92 – Notion – Historiquement, le droit civil a d’abord élaboré une notion de subordination juridique dite stricte ou classique qui a servi de critère d’application du principe de la responsabilité civile du commettant pour le dommage causé par son préposé dans l’exécution de ses fonctions (art. 1054 C.c.B.‑C.; art.  1463 C.c.Q.). Cette subordination juridique classique était caractérisée par le contrôle immédiat exercé par l’employeur sur l’exécution du travail de l’employé quant à sa nature et à ses modalités. Elle s’est progressivement assouplie pour donner naissance à la notion de subordination juridique au sens large. La diversification et la spécialisation des occupations et des techniques de travail ont, en effet, rendu souvent irréaliste que l’employeur soit en mesure de dicter ou même de surveiller de façon immédiate l’exécution du travail. On en est ainsi venu à assimiler la subordination à la faculté, laissée à celui qu’on reconnaîtra alors comme l’employeur, de déterminer le travail à exécuter, d’encadrer cette exécution et de la contrôler. En renversant la perspective, le salarié sera celui qui accepte de s’intégrer dans le cadre de fonctionnement d’une entreprise pour la faire bénéficier de son travail. En pratique, on recherchera la présence d’un certain nombre d’indices d’encadrement, d’ailleurs susceptibles de varier selon les contextes : présence obligatoire à un lieu de travail, assignation plus ou moins régulière du travail, imposition de règles de conduite ou de comportement, exigence de rapports d’activité, contrôle de la quantité ou de la qualité de la prestation, propriété des outils, possibilité de profits, risque de pertes, etc. Le travail à domicile n’exclut pas une telle intégration à l’entreprise.

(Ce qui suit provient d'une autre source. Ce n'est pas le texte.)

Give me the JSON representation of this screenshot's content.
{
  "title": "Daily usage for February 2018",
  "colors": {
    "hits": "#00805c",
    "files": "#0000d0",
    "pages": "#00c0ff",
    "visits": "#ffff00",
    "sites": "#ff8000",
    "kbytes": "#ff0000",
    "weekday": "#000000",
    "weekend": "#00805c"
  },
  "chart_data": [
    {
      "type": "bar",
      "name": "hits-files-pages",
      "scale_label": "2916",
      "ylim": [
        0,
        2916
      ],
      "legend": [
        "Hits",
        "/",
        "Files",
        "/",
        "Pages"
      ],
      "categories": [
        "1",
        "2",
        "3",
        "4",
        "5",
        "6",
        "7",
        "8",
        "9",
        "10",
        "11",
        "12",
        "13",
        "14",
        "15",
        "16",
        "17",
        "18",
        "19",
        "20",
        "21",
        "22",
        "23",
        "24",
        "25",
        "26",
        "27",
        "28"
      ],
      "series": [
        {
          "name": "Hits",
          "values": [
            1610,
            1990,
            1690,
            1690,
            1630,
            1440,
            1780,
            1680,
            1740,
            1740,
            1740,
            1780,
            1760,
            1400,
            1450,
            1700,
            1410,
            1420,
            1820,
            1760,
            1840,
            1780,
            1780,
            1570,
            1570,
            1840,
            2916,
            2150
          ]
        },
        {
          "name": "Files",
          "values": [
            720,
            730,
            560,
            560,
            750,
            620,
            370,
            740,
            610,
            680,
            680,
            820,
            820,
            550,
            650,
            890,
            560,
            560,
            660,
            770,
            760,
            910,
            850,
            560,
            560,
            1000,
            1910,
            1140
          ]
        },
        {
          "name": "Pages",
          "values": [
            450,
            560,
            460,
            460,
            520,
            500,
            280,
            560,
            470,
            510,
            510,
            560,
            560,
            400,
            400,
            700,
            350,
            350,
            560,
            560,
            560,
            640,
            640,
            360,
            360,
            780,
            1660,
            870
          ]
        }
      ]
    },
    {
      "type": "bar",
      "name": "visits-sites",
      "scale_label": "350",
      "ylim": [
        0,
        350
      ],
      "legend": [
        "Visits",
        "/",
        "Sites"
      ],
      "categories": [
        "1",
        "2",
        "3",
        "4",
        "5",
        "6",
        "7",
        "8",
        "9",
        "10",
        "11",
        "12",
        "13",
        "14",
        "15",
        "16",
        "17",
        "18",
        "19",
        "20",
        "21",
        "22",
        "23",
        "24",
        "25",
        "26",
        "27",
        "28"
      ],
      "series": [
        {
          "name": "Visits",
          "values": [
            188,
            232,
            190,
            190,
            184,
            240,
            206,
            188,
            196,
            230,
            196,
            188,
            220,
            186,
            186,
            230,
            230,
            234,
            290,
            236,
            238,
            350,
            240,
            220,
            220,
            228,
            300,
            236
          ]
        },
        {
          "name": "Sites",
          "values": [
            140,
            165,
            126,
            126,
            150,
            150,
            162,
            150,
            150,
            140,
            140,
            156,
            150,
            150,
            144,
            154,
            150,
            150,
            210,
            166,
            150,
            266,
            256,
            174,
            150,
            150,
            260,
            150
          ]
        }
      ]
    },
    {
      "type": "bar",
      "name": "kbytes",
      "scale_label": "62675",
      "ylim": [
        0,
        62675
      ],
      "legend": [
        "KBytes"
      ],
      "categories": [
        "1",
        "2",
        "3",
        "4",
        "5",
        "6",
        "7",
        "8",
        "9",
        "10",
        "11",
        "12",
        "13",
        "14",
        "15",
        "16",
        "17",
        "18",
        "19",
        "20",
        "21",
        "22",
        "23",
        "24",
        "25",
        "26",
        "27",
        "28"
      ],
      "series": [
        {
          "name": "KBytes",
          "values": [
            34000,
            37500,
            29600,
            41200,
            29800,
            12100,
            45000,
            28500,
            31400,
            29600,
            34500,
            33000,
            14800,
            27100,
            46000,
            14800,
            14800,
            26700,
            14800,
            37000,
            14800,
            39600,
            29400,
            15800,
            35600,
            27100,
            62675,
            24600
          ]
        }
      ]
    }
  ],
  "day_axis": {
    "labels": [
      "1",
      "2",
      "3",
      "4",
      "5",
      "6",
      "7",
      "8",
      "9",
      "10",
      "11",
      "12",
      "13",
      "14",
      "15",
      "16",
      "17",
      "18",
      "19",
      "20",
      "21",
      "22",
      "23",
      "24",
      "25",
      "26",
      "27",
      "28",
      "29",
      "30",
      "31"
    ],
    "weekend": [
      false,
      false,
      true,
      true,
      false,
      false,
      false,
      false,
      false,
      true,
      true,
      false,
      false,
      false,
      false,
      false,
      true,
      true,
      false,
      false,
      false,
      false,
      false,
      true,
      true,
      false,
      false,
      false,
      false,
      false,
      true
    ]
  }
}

[Non souligné dans l’original.]

[32]        Quels sont les critères de la common law? Le juge MacGuigan de la Cour d’appel fédérale a effectué un examen approfondi de la jurisprudence pertinente dans l’affaire Wiebe Door Services Ltd. c. M.R.N., [1986] 3 C.F. 553, [1986] 2 C.T.C. 200 (F.C.A.). Il a cité avec approbation le critère à quatre volets énoncé par lord Wright par l’arrêt Montreal Locomotive Works Ltd., [1947] 1 D.L.R. 161 (C.P.). Ces quatre volets sont : (1) le contrôle, (2) la propriété des instruments de travail, (3) les possibilités de profit et les risques de pertes, et (4) l’intégration du travailleur dans l’entreprise. L’intégration prend une importance limitée et ne joue que du point de vue du travailleur. Le juge MacGuigan a remarqué que le critère de contrôle ou le droit de donner des ordres et instructions sur la manière d’effectuer le  travail est le critère essentiel destiné à déterminer l’existence d’une relation employeur/employé : voir aussi Laurent c. Hôpital Notre‑Dame de l’Espérance, [1978] 1 R.C.S. 605, p. 613.

[33]        Dans l’arrêt 671122 Ontario Ltd. c. Sagaz Industries Canada Inc., 2001 CSC 59, [2001] 2 R.C.S. 983, la Cour suprême du Canada, sous la plume du juge Major, a approuvé la démarche proposée par le juge MacGuigan dans l’arrêt Wiebe Door, précité. Il a statué ainsi aux paragraphes 47 et 48 :

47.       Bien qu’aucun critère universel ne permette de déterminer si une personne est un employé ou un entrepreneur indépendant, je conviens avec le juge MacGuigan que la démarche suivie par le juge Cooke dans la décision Market Investigations, précitée, est convaincante. La question centrale est de savoir si la personne qui a été engagée pour fournir les services les fournit en tant que personne travaillant à son compte. Pour répondre à cette question, il faut toujours prendre en considération le degré de contrôle que l’employeur exerce sur les activités du travailleur. Cependant, il faut aussi se demander, notamment, si le travailleur fournit son propre outillage, s’il engage lui‑même ses assistants, quelle est l’étendue de ses risques financiers, jusqu’à quel point il est responsable des mises de fonds et de la gestion et jusqu’à quel point il peut tirer profit de l’exécution de ses tâches.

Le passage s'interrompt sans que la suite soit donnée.